Page 31 of Love Her

“Huh?”

“Dating. Yes or no.”

“I don’t know.”

Because I don’t. Can I date? Sure. My parents would love it. Heck, I think my kids would love it more. Have I? Hell no. I’ve been too busy trying to figure out how I was so stupid to give a man nine years of my life to only walk away with a suitcase of clothes and a few photos.

“I would like to take you out. If I were to ask you, what would you say?”

He moves a fraction of an inch, one hand resting on the counter next to me. I’m not caged and could easily move if I wanted. I don’t.

“I think I would say yes.”

Slowly, he smiles. His big brown eyes brighten. I notice for the first time how long his lashes are. Slowly he blinks, his gaze dropping to my lips. My breathing increases in anticipation.

“Lis?”

“Hmm?”

“I’d like to kiss you.”

“Mm-hmm.”

He’s rendered me speechless already and he hasn’t even touched me. Slowly, he steps into my space, his free hand resting on my hip while he lifts the hand from the counter and cups my face. His thumb, rubbing circles on my cheekbone is rough on my soft skin, sending shivers down my spine.

Time stands still as he leans down, lips gently brushing across mine. It’s barely a touch, so light I wonder if I’ve imagined it. I know I didn’t when he brushes them again, this time with purpose. His lips are soft and full. I’ve wondered how I’d feel in this moment. The first kiss after Michael. I realize quickly this isn’t only the first post-divorce kiss, this is the best first kiss of my life.

When the hand on my waist tightens and pulls my body flush to him, I feel the ground turn to lava beneath my feet. It’s the only way I can describe the heat that runs through my body. From my feet to my chest, it’s warm and fiery. His body is hard, and I melt into it greedily. The connection of my breast on his chest pushes a moan from my mouth, an invitation for his tongue.

For what feels like hours, we lose ourselves in the kiss. Consumed by the newness of it all, I’m aware of every nerve ending in my body wakening like a bear after a long winter nap. The need to touch him. To be touched by him is too much.

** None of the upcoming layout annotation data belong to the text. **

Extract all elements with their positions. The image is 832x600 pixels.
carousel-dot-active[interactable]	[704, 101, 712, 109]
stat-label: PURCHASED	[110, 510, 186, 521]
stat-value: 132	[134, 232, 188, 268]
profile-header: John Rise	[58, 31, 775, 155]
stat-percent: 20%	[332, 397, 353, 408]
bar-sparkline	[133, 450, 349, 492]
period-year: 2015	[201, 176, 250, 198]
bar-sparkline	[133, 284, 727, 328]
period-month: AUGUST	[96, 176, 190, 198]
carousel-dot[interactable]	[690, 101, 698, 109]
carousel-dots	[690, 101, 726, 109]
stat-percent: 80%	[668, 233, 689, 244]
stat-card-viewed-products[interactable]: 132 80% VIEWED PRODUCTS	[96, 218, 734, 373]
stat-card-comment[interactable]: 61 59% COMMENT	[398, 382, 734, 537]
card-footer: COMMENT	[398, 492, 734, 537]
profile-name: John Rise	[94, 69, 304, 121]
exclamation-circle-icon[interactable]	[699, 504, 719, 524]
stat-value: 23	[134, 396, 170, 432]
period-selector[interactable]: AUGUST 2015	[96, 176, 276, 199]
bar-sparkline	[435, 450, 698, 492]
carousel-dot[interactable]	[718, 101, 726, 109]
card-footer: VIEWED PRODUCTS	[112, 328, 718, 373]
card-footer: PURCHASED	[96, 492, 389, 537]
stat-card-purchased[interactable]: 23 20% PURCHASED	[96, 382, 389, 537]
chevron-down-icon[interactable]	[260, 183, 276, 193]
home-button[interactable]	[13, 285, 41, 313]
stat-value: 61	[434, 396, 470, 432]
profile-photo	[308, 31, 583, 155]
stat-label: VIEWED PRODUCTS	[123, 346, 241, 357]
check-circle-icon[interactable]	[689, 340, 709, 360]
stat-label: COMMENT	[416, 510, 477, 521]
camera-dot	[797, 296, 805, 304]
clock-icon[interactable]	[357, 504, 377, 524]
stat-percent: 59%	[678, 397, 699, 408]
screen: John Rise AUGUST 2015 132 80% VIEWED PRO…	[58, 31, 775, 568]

Slowing down the pace, Connor pulls back, his forehead resting on mine. Both of us breathing heavy but not moving. Finally, he takes a small step back and lifts his hands to cup both sides of my cheeks. Tilting my head back, he searches my face like he’ll find an answer to a burning question.

“Was that too much?”

Smiling, I shake my head, still unable to put two words together. He laughs, places a peck to my lips. “Good thing we got that first kiss out of the way before our first date.”

That makes me laugh and because I’m feeling brazen, I lift to my toes and place a kiss to his lips. “Best to get that out of the way.”

“I’m going to go before it gets too hard to leave.”

Nodding, I let him take my hand, linking our fingers as he walks to the door. Unlocking the deadbolt, he opens it and turns to face me.

“Thanks for the pie. I’ll call you tomorrow. Okay?”

“Do you have my number?”

“Benefits of being a coach.”

The smile on my face must be blinding, but I can’t find a reason to care. Connor jumps from the top step to the walkway and turns around. His grin matches mine as he winks and jogs down to his truck. When he’s settled behind the wheel, I close the door and flip the lock again.

Resting my back to the hardwood, I lift my fingers to my lips and wonder what in the world just happened.